The suite includes several products to help members fund the celebratory party, including a savings account, a checking account, and a certificate of deposit as well as two credit cards and a home equity loan.

“When people get married, they have a lot of resources for how to do it,” Carrasco says. “We wanted to take that approach with the quinceañera product.”

The credit union offers a brochure that breaks down expenses into specific line items – such as invitations, ceremony, reception, and photographer – and provides tracking for the budget and actual cost. The credit union even suggests a timeline for when party planners should book a hall or reception location and start shopping for dress.

“This ties into our initiative for financial education and how to budget and save for things,” says Doug Gilbertson, Veridian’s senior vice president of operations.

Anyone can open a quinceañera account, and although the credit union hasn’t yet marketed the product, it has high hopes the account will lead to a deeper relationship with its Latino members, who are Iowa’s largest ethnic minority and fastest-growing segment of the population. According to the U.S. Census Bureau, Iowa’s Hispanic population increased more than 80% from 2000-2010; Hispanics now comprise 3-5% of Iowa’s population. In Waterloo, the Hispanic population increased more than twofold during that timeframe.

“The whole goal behind this is to increase the number of Latino members we have,” Gilbertson says. “The Latino market is an opportunity, so we are very much interested in attracting this market. It is a long-term strategy.”

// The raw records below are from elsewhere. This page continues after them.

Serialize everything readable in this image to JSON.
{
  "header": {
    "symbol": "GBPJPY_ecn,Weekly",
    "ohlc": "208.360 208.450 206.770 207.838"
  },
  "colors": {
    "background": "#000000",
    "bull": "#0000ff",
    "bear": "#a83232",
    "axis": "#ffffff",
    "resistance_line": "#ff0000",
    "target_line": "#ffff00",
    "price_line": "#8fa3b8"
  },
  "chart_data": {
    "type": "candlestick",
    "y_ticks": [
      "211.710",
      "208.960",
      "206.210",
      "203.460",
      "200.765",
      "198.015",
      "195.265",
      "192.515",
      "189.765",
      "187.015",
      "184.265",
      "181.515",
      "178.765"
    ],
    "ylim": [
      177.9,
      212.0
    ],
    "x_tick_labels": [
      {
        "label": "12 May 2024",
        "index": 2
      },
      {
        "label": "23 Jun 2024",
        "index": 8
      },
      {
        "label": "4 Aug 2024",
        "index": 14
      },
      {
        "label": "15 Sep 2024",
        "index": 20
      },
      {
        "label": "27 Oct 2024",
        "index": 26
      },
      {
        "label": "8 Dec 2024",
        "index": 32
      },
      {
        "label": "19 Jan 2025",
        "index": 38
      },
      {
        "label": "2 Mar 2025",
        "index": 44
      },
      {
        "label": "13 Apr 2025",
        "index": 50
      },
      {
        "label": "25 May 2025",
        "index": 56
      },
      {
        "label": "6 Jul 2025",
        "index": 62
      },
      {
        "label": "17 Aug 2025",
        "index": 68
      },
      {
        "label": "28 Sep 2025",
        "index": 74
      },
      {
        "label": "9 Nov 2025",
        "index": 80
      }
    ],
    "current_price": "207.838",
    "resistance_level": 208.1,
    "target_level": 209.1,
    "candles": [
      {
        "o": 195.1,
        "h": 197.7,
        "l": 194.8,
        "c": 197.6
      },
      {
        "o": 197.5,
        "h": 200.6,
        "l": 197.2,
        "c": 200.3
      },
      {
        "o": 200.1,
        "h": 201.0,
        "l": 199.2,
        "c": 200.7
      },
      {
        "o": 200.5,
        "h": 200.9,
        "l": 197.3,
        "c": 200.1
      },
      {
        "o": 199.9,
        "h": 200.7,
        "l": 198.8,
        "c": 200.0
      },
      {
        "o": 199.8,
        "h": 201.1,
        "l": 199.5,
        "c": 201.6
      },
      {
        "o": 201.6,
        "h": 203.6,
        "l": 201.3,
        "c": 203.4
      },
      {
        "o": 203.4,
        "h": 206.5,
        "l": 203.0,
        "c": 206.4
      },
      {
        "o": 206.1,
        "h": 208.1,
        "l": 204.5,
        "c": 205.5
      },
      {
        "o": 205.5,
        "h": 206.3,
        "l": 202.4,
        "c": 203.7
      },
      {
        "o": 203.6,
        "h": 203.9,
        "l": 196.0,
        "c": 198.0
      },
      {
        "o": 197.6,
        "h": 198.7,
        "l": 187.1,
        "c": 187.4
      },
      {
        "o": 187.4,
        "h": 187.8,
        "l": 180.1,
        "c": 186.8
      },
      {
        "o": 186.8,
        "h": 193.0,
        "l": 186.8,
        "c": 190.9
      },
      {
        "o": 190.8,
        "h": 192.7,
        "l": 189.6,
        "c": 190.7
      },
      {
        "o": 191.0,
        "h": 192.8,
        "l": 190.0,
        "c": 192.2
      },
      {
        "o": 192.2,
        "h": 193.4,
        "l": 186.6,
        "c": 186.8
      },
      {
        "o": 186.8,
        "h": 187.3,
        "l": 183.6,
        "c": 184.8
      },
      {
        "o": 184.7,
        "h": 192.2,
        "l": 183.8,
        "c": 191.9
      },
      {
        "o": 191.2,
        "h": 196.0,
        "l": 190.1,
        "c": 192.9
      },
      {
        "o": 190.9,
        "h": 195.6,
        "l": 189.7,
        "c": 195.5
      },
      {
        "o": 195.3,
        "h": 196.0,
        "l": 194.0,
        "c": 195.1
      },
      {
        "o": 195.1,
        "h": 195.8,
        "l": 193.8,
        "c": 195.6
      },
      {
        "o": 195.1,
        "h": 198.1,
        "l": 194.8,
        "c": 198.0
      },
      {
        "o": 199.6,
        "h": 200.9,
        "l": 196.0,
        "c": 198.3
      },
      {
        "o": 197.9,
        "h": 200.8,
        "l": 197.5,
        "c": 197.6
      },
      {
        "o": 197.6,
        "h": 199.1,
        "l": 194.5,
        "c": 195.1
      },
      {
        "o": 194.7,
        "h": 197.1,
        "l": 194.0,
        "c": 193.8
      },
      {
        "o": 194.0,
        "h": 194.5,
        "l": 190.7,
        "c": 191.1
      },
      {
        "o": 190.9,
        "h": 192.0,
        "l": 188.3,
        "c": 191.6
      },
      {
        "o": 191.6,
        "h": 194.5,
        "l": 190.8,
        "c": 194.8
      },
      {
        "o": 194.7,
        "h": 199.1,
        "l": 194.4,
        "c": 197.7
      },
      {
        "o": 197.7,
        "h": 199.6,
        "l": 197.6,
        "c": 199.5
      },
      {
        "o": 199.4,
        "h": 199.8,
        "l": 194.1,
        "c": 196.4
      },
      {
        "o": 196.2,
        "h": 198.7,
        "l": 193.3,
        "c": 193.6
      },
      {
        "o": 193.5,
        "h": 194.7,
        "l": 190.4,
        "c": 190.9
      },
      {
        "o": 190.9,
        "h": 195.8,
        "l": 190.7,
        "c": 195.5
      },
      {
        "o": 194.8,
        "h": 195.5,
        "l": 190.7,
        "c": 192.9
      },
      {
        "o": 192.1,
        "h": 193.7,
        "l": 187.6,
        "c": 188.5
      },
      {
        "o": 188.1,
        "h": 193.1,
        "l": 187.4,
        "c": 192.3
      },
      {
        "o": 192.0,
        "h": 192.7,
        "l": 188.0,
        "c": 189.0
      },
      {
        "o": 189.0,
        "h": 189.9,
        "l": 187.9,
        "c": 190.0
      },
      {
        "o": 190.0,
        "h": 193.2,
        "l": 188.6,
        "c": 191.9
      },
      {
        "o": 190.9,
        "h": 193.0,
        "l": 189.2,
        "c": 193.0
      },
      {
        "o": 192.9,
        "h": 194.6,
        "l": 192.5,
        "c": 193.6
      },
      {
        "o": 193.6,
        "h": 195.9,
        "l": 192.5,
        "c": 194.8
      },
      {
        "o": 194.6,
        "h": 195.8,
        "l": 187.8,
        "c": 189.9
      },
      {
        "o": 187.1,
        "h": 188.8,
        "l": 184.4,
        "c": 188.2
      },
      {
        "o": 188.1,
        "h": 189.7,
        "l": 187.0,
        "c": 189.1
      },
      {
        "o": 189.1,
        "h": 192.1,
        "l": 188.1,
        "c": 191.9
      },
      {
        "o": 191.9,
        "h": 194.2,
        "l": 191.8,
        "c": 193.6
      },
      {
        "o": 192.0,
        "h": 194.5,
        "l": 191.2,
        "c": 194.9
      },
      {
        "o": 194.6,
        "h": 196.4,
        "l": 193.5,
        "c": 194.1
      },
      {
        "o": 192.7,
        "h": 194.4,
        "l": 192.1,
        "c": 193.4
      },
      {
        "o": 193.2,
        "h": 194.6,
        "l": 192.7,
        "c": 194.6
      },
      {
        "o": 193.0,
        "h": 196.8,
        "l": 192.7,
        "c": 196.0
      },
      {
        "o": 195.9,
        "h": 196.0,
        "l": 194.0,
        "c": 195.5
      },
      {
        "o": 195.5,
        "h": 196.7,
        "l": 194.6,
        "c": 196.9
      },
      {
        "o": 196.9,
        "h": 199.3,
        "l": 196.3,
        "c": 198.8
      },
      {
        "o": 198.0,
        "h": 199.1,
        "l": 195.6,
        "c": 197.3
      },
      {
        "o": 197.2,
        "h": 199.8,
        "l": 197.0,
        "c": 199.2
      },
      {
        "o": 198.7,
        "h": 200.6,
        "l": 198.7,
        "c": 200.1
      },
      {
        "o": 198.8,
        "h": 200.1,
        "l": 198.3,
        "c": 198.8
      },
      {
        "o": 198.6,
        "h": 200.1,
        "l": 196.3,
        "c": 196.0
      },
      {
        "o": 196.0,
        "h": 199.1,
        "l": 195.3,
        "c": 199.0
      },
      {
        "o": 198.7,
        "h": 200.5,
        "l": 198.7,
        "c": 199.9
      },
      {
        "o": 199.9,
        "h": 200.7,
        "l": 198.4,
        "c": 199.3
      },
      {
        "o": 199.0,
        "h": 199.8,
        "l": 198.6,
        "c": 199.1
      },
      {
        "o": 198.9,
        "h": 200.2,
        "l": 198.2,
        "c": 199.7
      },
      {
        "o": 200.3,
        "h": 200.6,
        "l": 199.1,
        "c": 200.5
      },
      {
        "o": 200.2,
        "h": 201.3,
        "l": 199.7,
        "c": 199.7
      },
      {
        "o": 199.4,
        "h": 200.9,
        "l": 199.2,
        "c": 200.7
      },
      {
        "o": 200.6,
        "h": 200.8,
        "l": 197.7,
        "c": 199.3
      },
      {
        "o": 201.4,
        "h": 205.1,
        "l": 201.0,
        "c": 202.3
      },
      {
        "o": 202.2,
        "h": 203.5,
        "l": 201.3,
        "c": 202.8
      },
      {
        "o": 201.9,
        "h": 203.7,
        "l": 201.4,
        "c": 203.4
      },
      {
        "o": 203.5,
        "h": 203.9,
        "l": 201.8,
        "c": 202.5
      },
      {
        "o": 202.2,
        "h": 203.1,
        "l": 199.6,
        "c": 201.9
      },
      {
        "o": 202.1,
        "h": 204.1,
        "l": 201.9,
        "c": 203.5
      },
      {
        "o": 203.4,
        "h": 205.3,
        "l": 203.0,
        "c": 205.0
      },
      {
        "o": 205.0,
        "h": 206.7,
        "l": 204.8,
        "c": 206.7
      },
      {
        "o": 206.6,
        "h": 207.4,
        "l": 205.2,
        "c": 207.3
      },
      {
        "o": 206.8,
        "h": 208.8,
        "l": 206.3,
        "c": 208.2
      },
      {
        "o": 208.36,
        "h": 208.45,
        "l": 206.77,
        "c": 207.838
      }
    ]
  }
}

If the credit union’s overall performance in pulling members into other products holds true for its Latino members, the credit union will be in good shape. At year-end 2011, Veridian members held 3.39 loan or share accounts per member compared to 2.53 for Iowa credit unions and 2.53 for all credit unions with more than $1 million in assets.  

Loan & Share Accounts Per Member
2005-2011
Callahan & Associates' Loans & Share Accounts Per Member
Source: Callahan & Associates Peer-to-Peer Software.

Veridian’s strategic Latino outreach could have far-reaching positive implications for a segment of the population that doesn’t always access – or have access to – mainstream financial services. According to a study by the Hispanic Institute, in 2006 30-50% of Hispanics had an existing relationship with a bank.

“If they are unbanked and using services that are more costly, we want to provide them similar products and services at a reasonable cost,” Gilbertson says. “We partner with members to ensure successful futures. That’s part of who we are.”